Quran Majeed — a reader app for the Muslim sacred text with nearly one million users in China — was removed from Apple’s Chinese app store at the request of the Cyberspace Administration of China, the app’s developer told The Post on Friday.
It’s unclear exactly why Chinese authorities allegedly asked Apple to remove the app, but the country’s government is known to discriminate against Muslims. China has demolished mosques, imprisoned Uighur Muslims in detention camps and allegedly forced Muslim women to undergo abortions in what some of the country’s critics say is a campaign of genocide.
Apple did not immediately reply to a request for comment on the app’s removal, which was first reported by the BBC.
“Quran Majeed app was removed from the China app store,” said Hasan Shafiq Ahmed, a spokesperson for the Pakistan-based developer behind the app, in an email to The Post. “Apple advised us to contact the Cyberspace Administration of China.”

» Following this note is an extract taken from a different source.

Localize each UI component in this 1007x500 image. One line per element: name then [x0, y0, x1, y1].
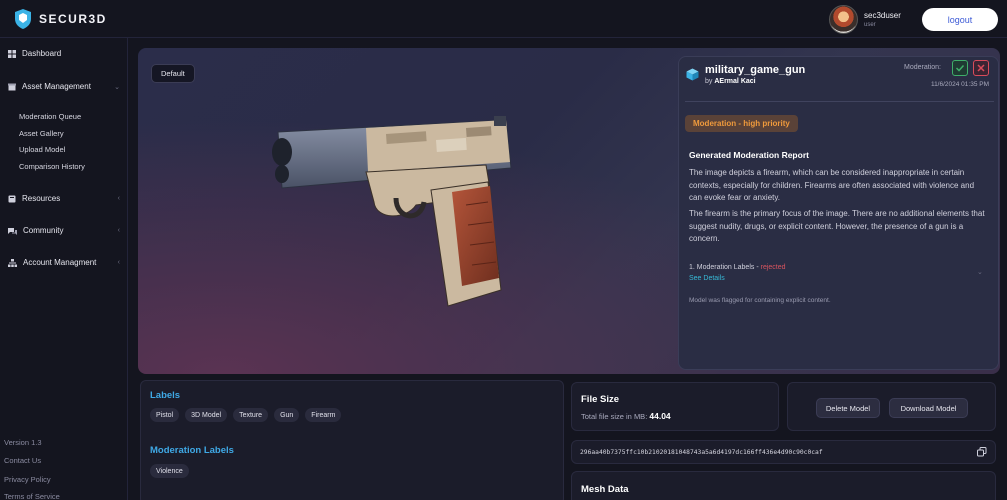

“We are trying to get in touch with [cyberspace administration] and relevant Chinese authorities to move forward so Quran Majeed app can be restored,” he added.
The Cyberspace Administration of China did not immediately return a call from The Post requesting comment.

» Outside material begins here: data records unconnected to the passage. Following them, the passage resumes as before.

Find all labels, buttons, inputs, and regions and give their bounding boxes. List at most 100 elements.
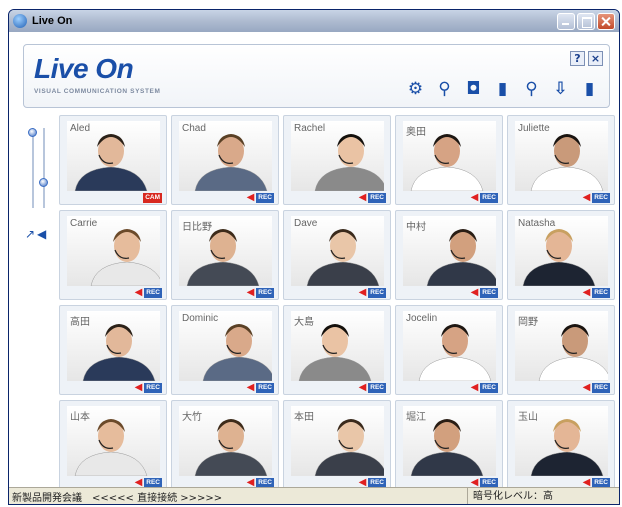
- participant-tile[interactable]: 大島 ◀ REC: [283, 305, 391, 395]
- participant-tile[interactable]: Jocelin ◀ REC: [395, 305, 503, 395]
- participant-tile[interactable]: 玉山 ◀ REC: [507, 400, 615, 490]
- speaker-icon[interactable]: ◀: [583, 383, 591, 393]
- speaker-icon[interactable]: ◀: [471, 383, 479, 393]
- minimize-button[interactable]: [557, 12, 575, 30]
- cam-badge[interactable]: CAM: [143, 193, 162, 203]
- speaker-icon[interactable]: ◀: [135, 288, 143, 298]
- zoom-icon[interactable]: ⚲: [520, 78, 543, 101]
- settings-icon[interactable]: ⚙: [404, 78, 427, 101]
- participant-video: Aled: [67, 121, 160, 191]
- window-controls: [557, 12, 615, 30]
- rec-badge[interactable]: REC: [480, 383, 498, 393]
- rec-badge[interactable]: REC: [256, 288, 274, 298]
- level-icon[interactable]: ▮: [578, 78, 601, 101]
- participant-tile[interactable]: 日比野 ◀ REC: [171, 210, 279, 300]
- transfer-icon[interactable]: ⇩: [549, 78, 572, 101]
- speaker-icon[interactable]: ◀: [37, 227, 46, 241]
- rec-badge[interactable]: REC: [592, 383, 610, 393]
- help-buttons: ? ×: [570, 51, 603, 66]
- rec-badge[interactable]: REC: [480, 288, 498, 298]
- mic-icon[interactable]: ↗: [25, 227, 35, 241]
- speaker-icon[interactable]: ◀: [247, 288, 255, 298]
- rec-badge[interactable]: REC: [592, 288, 610, 298]
- speaker-icon[interactable]: ◀: [583, 193, 591, 203]
- participant-name: 奥田: [406, 127, 426, 138]
- bookmark-icon[interactable]: ◘: [462, 78, 485, 101]
- participant-name: Juliette: [518, 123, 550, 134]
- speaker-icon[interactable]: ◀: [359, 288, 367, 298]
- participant-tile[interactable]: 堀江 ◀ REC: [395, 400, 503, 490]
- speaker-icon[interactable]: ◀: [471, 193, 479, 203]
- mic-volume-knob[interactable]: [28, 128, 37, 137]
- participant-name: Rachel: [294, 123, 326, 134]
- participant-tile[interactable]: 高田 ◀ REC: [59, 305, 167, 395]
- participant-name: 本田: [294, 412, 314, 423]
- participant-tile[interactable]: Carrie ◀ REC: [59, 210, 167, 300]
- rec-badge[interactable]: REC: [368, 193, 386, 203]
- participant-video: 大島: [291, 311, 384, 381]
- rec-badge[interactable]: REC: [368, 288, 386, 298]
- participant-tile[interactable]: 大竹 ◀ REC: [171, 400, 279, 490]
- participant-tile[interactable]: 奥田 ◀ REC: [395, 115, 503, 205]
- participant-tile[interactable]: Dominic ◀ REC: [171, 305, 279, 395]
- participant-grid: Aled CAM Chad ◀ REC Rachel ◀ REC 奥田 ◀ REC Juliette ◀…: [59, 115, 615, 490]
- mic-volume-track[interactable]: [32, 128, 34, 208]
- participant-video: 岡野: [515, 311, 608, 381]
- participant-tile[interactable]: Chad ◀ REC: [171, 115, 279, 205]
- speaker-icon[interactable]: ◀: [583, 288, 591, 298]
- search-icon[interactable]: ⚲: [433, 78, 456, 101]
- speaker-icon[interactable]: ◀: [247, 193, 255, 203]
- participant-name: 中村: [406, 222, 426, 233]
- speaker-icon[interactable]: ◀: [247, 383, 255, 393]
- participant-video: Carrie: [67, 216, 160, 286]
- rec-badge[interactable]: REC: [256, 383, 274, 393]
- speaker-volume-knob[interactable]: [39, 178, 48, 187]
- participant-tile[interactable]: 岡野 ◀ REC: [507, 305, 615, 395]
- participant-indicators: ◀ REC: [471, 193, 498, 203]
- rec-badge[interactable]: REC: [256, 193, 274, 203]
- rec-badge[interactable]: REC: [592, 193, 610, 203]
- participant-video: 中村: [403, 216, 496, 286]
- status-session: 新製品開発会議 <<<<< 直接接続 >>>>>: [12, 492, 223, 504]
- participant-name: Natasha: [518, 218, 556, 229]
- close-window-button[interactable]: [597, 12, 615, 30]
- participant-indicators: ◀ REC: [247, 383, 274, 393]
- participant-indicators: ◀ REC: [583, 383, 610, 393]
- participant-tile[interactable]: Juliette ◀ REC: [507, 115, 615, 205]
- app-window: Live On Live On VISUAL COMMUNICATION SYS…: [8, 9, 620, 505]
- participant-indicators: ◀ REC: [359, 193, 386, 203]
- title-bar[interactable]: Live On: [9, 10, 619, 32]
- participant-video: 高田: [67, 311, 160, 381]
- participant-tile[interactable]: Rachel ◀ REC: [283, 115, 391, 205]
- participant-indicators: ◀ REC: [471, 288, 498, 298]
- participant-tile[interactable]: 山本 ◀ REC: [59, 400, 167, 490]
- participant-indicators: ◀ REC: [247, 288, 274, 298]
- rec-badge[interactable]: REC: [144, 383, 162, 393]
- maximize-button[interactable]: [577, 12, 595, 30]
- participant-tile[interactable]: Aled CAM: [59, 115, 167, 205]
- toolbar: ⚙ ⚲ ◘ ▮ ⚲ ⇩ ▮: [404, 78, 601, 101]
- participant-indicators: ◀ REC: [135, 383, 162, 393]
- speaker-icon[interactable]: ◀: [471, 288, 479, 298]
- participant-indicators: ◀ REC: [359, 383, 386, 393]
- rec-badge[interactable]: REC: [144, 288, 162, 298]
- participant-name: 大竹: [182, 412, 202, 423]
- help-button[interactable]: ?: [570, 51, 585, 66]
- speaker-icon[interactable]: ◀: [135, 383, 143, 393]
- bar-meter-icon[interactable]: ▮: [491, 78, 514, 101]
- participant-name: Dominic: [182, 313, 219, 324]
- speaker-icon[interactable]: ◀: [359, 193, 367, 203]
- close-panel-button[interactable]: ×: [588, 51, 603, 66]
- speaker-volume-track[interactable]: [43, 128, 45, 208]
- participant-tile[interactable]: Natasha ◀ REC: [507, 210, 615, 300]
- speaker-icon[interactable]: ◀: [359, 383, 367, 393]
- participant-name: 山本: [70, 412, 90, 423]
- participant-video: Jocelin: [403, 311, 496, 381]
- rec-badge[interactable]: REC: [480, 193, 498, 203]
- window-title: Live On: [32, 15, 73, 27]
- participant-video: 本田: [291, 406, 384, 476]
- rec-badge[interactable]: REC: [368, 383, 386, 393]
- participant-tile[interactable]: 中村 ◀ REC: [395, 210, 503, 300]
- participant-tile[interactable]: Dave ◀ REC: [283, 210, 391, 300]
- participant-tile[interactable]: 本田 ◀ REC: [283, 400, 391, 490]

The Council on American–Islamic Relations, a Washington, DC-based civil rights group, accused Apple of enabling genocide and called on the company to reverse the decision.
“Apple is enabling China’s religious persecution, including the ongoing genocide of Uyghur Muslims,” said the group’s national deputy director, Edward Ahmed Mitchell, in a statement. “If American corporations don’t grow a spine and stand up to China right now, they risk spending the next century subservient to the whims of a fascist superpower.”
This is not the first time Apple has been accused of bowing to the Chinese government’s demands for censorship.
Earlier this year, human rights researchers found that Apple bans Chinese customers from engraving phrases like “human rights,” “freedom of the press” and references to the Dalai Lama and Tiananmen Square massacre on its devices.
And in 2019, Apple allegedly helped Hong Kong police suppress pro-democracy protesters by banning an app used to organize protests.